In January, a South Lawrence teenager was killed when his snowmobile collided with another on a trail in Andover.

Delano, a financial adviser who is also a member of the Marlborough School Committee, wrote a letter to the Conservation Commission, asking them to enact a ban.

The Commission held a public hearing on Feb. 3.

Commissioner Lawrence Roy said only three people showed up for the hearing, and no one spoke out against the proposal to restrict snowmobiles. The measure was passed unanimously with an agreement to review the restrictions annually.

Roy said he personally knows many snowmobilers in the area and, on a recent visit to the Marlborough Fish & Game Club, he encouraged them to attend. Ten years ago, the local snowmobile club actively lobbied to keep Desert Natural Area as the only conservation land left open to snowmobilers.
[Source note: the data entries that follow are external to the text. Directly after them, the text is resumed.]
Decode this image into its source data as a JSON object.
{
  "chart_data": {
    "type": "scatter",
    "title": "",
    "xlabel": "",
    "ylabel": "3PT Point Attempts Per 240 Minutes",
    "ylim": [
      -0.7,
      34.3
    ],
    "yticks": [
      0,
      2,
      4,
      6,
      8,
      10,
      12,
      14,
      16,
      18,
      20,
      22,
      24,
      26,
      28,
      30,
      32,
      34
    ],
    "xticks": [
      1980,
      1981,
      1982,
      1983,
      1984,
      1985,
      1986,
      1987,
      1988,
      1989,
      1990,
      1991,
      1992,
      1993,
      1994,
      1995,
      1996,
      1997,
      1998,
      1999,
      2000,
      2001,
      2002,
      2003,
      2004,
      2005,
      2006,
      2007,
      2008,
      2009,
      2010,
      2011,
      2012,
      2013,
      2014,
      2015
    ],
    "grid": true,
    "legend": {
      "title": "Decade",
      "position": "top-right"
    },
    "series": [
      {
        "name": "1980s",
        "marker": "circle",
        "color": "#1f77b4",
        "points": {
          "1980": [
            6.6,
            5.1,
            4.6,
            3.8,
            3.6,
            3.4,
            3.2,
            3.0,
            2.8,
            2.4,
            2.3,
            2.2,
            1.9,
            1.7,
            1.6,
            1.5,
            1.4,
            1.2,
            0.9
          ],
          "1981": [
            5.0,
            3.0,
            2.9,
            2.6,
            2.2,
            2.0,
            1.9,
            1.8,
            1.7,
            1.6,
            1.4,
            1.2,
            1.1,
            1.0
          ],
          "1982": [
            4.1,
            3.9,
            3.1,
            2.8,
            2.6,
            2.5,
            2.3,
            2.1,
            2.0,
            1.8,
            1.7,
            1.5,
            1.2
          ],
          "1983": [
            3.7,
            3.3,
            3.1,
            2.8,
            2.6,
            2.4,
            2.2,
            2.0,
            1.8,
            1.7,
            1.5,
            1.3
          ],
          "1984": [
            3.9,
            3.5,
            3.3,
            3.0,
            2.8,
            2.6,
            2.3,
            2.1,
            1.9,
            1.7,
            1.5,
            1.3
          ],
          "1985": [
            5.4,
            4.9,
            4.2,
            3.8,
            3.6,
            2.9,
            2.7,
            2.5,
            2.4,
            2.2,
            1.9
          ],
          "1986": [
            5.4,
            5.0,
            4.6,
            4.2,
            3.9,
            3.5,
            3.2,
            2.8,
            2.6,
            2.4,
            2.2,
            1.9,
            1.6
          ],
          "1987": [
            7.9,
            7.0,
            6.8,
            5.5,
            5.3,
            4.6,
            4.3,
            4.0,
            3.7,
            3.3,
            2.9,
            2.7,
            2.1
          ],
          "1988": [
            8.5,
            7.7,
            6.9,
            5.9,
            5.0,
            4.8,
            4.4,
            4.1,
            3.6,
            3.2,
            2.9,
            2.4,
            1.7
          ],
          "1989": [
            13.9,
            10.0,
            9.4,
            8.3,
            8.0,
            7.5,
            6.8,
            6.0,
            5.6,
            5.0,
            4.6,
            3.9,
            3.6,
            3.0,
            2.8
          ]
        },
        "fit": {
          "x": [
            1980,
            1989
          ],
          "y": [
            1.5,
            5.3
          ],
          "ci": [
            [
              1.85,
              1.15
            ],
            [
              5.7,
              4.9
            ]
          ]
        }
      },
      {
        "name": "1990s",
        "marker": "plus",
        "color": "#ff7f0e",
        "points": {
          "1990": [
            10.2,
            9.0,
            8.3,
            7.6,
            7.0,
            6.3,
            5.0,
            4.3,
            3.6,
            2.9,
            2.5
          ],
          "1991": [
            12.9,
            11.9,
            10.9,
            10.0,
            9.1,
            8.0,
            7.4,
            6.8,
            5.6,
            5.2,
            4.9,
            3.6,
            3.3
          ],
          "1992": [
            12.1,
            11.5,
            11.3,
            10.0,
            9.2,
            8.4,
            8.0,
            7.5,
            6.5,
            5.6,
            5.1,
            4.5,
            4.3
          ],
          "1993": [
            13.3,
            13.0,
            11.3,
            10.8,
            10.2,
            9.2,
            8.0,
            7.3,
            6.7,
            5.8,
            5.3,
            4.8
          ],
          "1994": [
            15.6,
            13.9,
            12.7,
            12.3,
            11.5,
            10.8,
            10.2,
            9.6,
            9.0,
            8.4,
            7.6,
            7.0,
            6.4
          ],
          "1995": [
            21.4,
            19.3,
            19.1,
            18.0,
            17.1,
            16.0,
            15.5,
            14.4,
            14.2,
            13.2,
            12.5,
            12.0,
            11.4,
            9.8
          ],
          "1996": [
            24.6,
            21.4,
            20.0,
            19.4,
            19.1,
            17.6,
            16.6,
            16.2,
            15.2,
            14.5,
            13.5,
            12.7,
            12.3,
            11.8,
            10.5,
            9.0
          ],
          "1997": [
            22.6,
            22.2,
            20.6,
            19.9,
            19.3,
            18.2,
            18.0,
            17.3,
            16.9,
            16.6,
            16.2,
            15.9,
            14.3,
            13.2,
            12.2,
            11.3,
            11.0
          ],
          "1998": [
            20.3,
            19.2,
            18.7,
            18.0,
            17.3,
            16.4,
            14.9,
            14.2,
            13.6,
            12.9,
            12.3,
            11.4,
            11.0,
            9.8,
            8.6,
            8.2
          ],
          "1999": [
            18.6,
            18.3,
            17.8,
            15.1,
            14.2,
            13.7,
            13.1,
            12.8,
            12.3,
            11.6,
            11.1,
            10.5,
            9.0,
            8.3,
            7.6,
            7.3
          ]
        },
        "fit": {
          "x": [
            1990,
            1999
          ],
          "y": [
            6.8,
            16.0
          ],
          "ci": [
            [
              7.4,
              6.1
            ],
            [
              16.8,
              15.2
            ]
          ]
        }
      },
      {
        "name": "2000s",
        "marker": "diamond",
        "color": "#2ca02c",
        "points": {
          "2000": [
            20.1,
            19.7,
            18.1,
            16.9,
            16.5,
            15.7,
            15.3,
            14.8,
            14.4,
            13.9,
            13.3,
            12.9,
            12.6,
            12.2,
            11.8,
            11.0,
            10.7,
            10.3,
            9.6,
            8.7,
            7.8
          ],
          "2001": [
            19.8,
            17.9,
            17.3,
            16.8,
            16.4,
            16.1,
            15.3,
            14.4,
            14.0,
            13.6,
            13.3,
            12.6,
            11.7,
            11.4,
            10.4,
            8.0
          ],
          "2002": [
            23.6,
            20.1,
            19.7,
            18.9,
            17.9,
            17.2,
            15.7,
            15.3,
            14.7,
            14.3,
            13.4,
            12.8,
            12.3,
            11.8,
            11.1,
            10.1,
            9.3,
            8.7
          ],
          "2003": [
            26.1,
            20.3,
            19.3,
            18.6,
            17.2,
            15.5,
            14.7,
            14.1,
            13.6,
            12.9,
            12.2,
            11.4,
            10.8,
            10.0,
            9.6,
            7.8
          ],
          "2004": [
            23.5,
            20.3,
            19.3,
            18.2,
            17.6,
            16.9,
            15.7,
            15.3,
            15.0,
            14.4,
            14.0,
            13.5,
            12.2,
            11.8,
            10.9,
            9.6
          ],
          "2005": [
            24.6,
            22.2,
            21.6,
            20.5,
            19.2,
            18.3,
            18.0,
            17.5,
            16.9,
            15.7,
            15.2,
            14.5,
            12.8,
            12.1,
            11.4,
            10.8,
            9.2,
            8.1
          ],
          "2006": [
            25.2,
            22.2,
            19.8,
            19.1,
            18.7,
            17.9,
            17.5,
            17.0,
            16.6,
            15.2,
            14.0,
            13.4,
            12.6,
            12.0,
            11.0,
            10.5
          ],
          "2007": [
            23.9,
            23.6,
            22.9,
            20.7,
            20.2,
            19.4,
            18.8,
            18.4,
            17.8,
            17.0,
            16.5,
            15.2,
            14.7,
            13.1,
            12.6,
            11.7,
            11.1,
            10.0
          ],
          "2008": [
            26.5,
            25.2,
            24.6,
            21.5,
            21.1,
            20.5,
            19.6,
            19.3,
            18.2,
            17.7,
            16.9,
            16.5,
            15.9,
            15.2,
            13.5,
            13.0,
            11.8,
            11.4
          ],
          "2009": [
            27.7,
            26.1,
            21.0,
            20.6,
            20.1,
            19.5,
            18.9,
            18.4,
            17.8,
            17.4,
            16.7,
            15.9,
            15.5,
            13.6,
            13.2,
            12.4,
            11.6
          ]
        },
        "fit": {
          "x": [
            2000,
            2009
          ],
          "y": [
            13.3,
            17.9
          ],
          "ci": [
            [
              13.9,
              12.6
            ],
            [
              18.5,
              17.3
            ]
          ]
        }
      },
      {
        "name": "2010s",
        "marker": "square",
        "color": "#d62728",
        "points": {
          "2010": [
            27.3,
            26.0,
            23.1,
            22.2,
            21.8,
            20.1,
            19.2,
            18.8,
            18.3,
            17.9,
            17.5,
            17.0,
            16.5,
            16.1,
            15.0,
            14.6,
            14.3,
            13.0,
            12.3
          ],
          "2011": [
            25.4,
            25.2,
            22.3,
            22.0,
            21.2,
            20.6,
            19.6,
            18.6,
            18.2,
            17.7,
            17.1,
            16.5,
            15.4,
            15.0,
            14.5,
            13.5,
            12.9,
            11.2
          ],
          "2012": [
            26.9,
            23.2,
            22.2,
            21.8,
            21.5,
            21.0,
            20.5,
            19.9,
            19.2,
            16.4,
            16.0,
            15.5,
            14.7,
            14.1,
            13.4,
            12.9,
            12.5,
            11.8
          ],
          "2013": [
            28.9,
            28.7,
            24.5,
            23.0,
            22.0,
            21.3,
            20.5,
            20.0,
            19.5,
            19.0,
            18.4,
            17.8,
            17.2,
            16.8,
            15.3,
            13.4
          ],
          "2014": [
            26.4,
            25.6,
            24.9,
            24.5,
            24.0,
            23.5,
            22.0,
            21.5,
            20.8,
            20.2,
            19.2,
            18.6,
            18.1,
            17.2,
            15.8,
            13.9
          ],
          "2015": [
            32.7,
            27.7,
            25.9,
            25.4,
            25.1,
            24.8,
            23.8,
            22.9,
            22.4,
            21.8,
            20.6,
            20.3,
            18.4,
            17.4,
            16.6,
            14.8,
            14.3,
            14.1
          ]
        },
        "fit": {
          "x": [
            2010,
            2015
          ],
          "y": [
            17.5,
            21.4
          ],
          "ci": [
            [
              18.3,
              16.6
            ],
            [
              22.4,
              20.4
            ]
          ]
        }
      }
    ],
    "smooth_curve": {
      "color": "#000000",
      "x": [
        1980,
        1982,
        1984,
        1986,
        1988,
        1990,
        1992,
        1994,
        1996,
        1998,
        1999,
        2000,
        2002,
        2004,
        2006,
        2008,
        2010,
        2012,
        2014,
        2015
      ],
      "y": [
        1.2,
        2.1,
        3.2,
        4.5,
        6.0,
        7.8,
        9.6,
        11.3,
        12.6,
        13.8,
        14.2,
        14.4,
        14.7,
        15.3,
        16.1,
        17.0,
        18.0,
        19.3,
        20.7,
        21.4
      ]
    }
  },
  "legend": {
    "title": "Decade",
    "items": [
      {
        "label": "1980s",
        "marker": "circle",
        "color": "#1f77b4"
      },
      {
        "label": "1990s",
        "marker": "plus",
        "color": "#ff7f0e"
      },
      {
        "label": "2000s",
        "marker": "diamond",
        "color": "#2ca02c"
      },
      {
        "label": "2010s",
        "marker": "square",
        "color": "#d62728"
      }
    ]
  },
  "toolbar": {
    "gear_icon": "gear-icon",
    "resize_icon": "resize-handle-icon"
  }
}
But Roy, who has been on the commission for more than 20 years, said many snowmobilers in the group are aging, and commercial development has broken up a natural connection of trails in and around Marlborough and Sudbury, despite the restrictions.

''Now you've got backyards and front yards you've got to contend with," he said. ''A lot of these areas are closed out . . . and people don't have the freedoms they once had."

Enforcement will be left to Conservation Commission officials and the State Police, Roy said. The commission already has posted new signs announcing the change, which was effective immediately.